Photogramme original.



Photogramme crypté Hi-Sec.





Figure 5 : Fonctions et connexions.



Sur un côté de la platine se trouvent les micro-interrupteurs nécessaires au paramétrage du mode de fonctionnement (transparent/crypté) et du type de codage ainsi que du code de cryptage.

A gauche du premier groupe de micro-interrupteurs se trouve une LED indiquant que le circuit est alimenté et qu’il est en phase d’auto-test. Une autre diode LED délimite, à droite, la file de microinterrupteurs.

Cette dernière s’allume quand le micro-interrupteur 1 du premier groupe est sur ON et le dispositif élabore (crypte ou décrypte) un signal vidéo. La possibilité d’héberger un lecteur de carte SMART est également prévue.
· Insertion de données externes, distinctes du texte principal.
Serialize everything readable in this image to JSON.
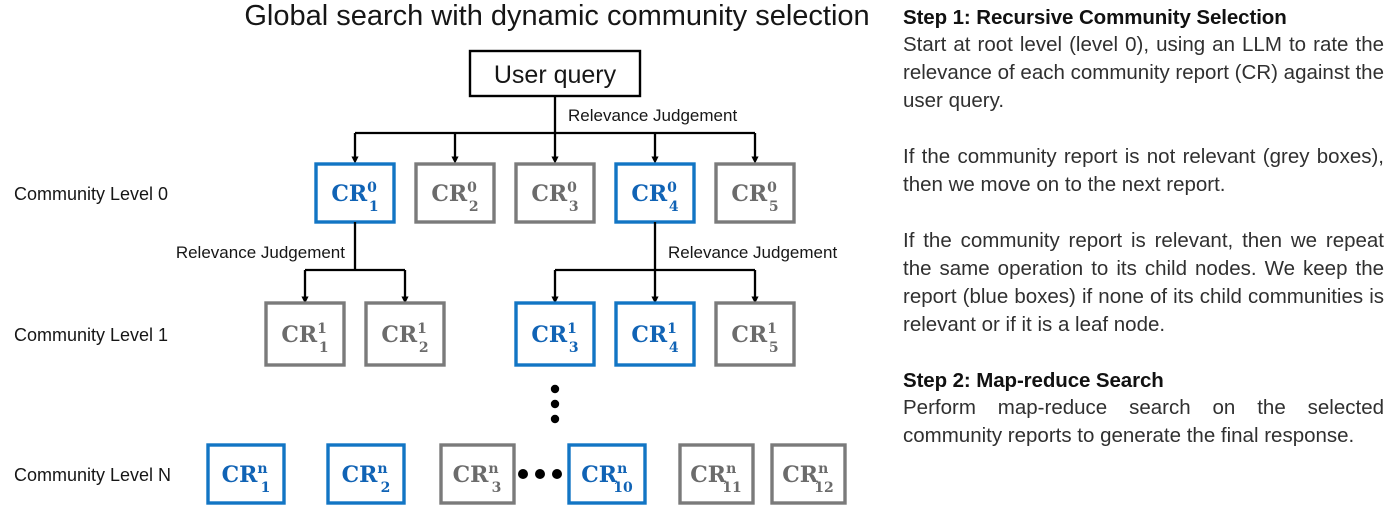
{
  "figure": {
    "title": "Global search with dynamic community selection",
    "root_node": {
      "label": "User query"
    },
    "edge_labels": {
      "root": "Relevance Judgement",
      "left_branch": "Relevance Judgement",
      "right_branch": "Relevance Judgement"
    },
    "ellipsis_horizontal": "•••",
    "levels": [
      {
        "name": "level-0",
        "label": "Community Level 0",
        "nodes": [
          {
            "base": "CR",
            "sup": "0",
            "sub": "1",
            "state": "relevant"
          },
          {
            "base": "CR",
            "sup": "0",
            "sub": "2",
            "state": "not-relevant"
          },
          {
            "base": "CR",
            "sup": "0",
            "sub": "3",
            "state": "not-relevant"
          },
          {
            "base": "CR",
            "sup": "0",
            "sub": "4",
            "state": "relevant"
          },
          {
            "base": "CR",
            "sup": "0",
            "sub": "5",
            "state": "not-relevant"
          }
        ]
      },
      {
        "name": "level-1",
        "label": "Community Level 1",
        "nodes": [
          {
            "base": "CR",
            "sup": "1",
            "sub": "1",
            "state": "not-relevant"
          },
          {
            "base": "CR",
            "sup": "1",
            "sub": "2",
            "state": "not-relevant"
          },
          {
            "base": "CR",
            "sup": "1",
            "sub": "3",
            "state": "relevant"
          },
          {
            "base": "CR",
            "sup": "1",
            "sub": "4",
            "state": "relevant"
          },
          {
            "base": "CR",
            "sup": "1",
            "sub": "5",
            "state": "not-relevant"
          }
        ]
      },
      {
        "name": "level-n",
        "label": "Community Level N",
        "nodes": [
          {
            "base": "CR",
            "sup": "n",
            "sub": "1",
            "state": "relevant"
          },
          {
            "base": "CR",
            "sup": "n",
            "sub": "2",
            "state": "relevant"
          },
          {
            "base": "CR",
            "sup": "n",
            "sub": "3",
            "state": "not-relevant"
          },
          {
            "base": "CR",
            "sup": "n",
            "sub": "10",
            "state": "relevant"
          },
          {
            "base": "CR",
            "sup": "n",
            "sub": "11",
            "state": "not-relevant"
          },
          {
            "base": "CR",
            "sup": "n",
            "sub": "12",
            "state": "not-relevant"
          }
        ]
      }
    ],
    "colors": {
      "relevant": "#1275c4",
      "relevant_text": "#1063b5",
      "not_relevant": "#7a7a7a",
      "not_relevant_text": "#6b6b6b",
      "root_border": "#000000",
      "link": "#000000",
      "background": "#ffffff"
    }
  },
  "explanation": {
    "step1": {
      "heading": "Step 1: Recursive Community Selection",
      "paragraphs": [
        "Start at root level (level 0), using an LLM to rate the relevance of each community report (CR) against the user query.",
        "If the community report is not relevant (grey boxes), then we move on to the next report.",
        "If the community report is relevant, then we repeat the same operation to its child nodes. We keep the report (blue boxes) if none of its child communities is relevant or if it is a leaf node."
      ]
    },
    "step2": {
      "heading": "Step 2: Map-reduce Search",
      "paragraphs": [
        "Perform map-reduce search on the selected community reports to generate the final response."
      ]
    }
  }
}
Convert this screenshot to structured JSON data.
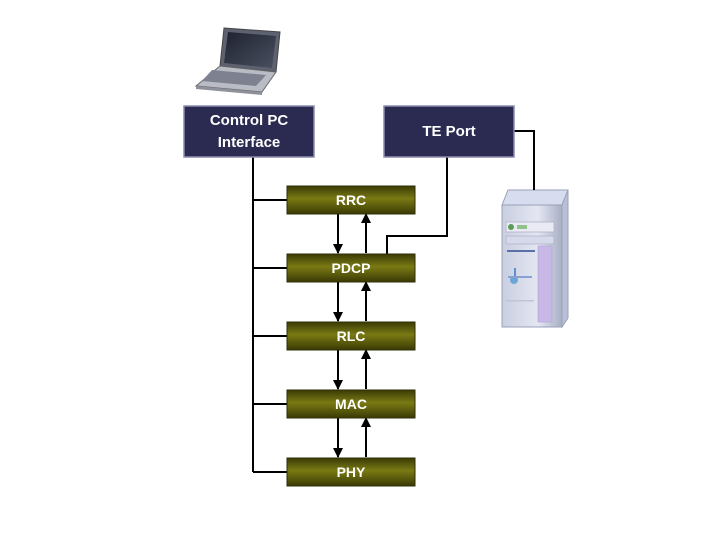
{
  "diagram": {
    "control_pc_interface": {
      "line1": "Control PC",
      "line2": "Interface"
    },
    "te_port": {
      "label": "TE Port"
    },
    "layers": {
      "rrc": "RRC",
      "pdcp": "PDCP",
      "rlc": "RLC",
      "mac": "MAC",
      "phy": "PHY"
    },
    "icons": {
      "laptop": "laptop-icon",
      "server": "server-tower-icon"
    }
  },
  "colors": {
    "interface_box_fill": "#2b2b52",
    "interface_box_text": "#ffffff",
    "layer_box_fill": "#6b6b10",
    "layer_box_text": "#ffffff",
    "connector": "#000000"
  }
}
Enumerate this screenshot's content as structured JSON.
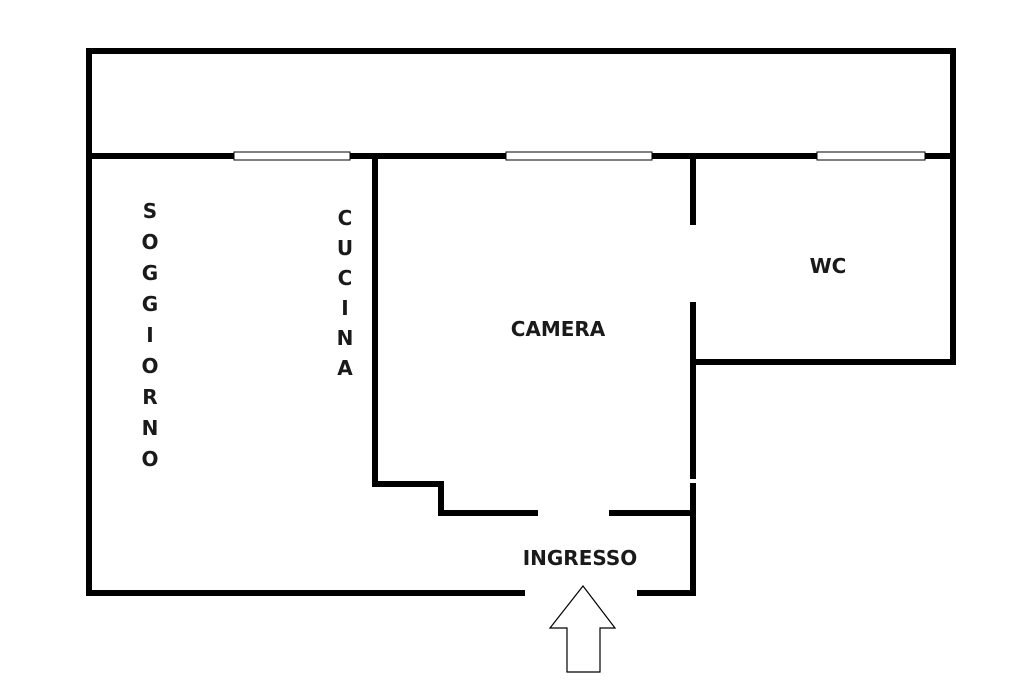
{
  "plan": {
    "colors": {
      "wall": "#000000",
      "window": "#ffffff",
      "label": "#1a1a1a",
      "background": "#ffffff"
    },
    "rooms": {
      "soggiorno": "SOGGIORNO",
      "cucina": "CUCINA",
      "camera": "CAMERA",
      "wc": "WC",
      "ingresso": "INGRESSO"
    },
    "icons": {
      "entrance_arrow": "up-arrow-outline-icon"
    }
  }
}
Option que nous réservons à de futurs développements : la carte devra contenir le paramétrage des micro-interrupteurs et pourra servir pour autoriser l’accès au service du CCTV aux clients des hôtels ou des locaux publics.

Côté opposé du circuit imprimé, se situent les deux prises coaxiales RCA, pour l’entrée et la sortie du signal vidéo, ainsi qu’une prise pour alimenter le circuit avec une alimentation fournissant 12 Vcc (positif au centre) pour un courant de 250 mA.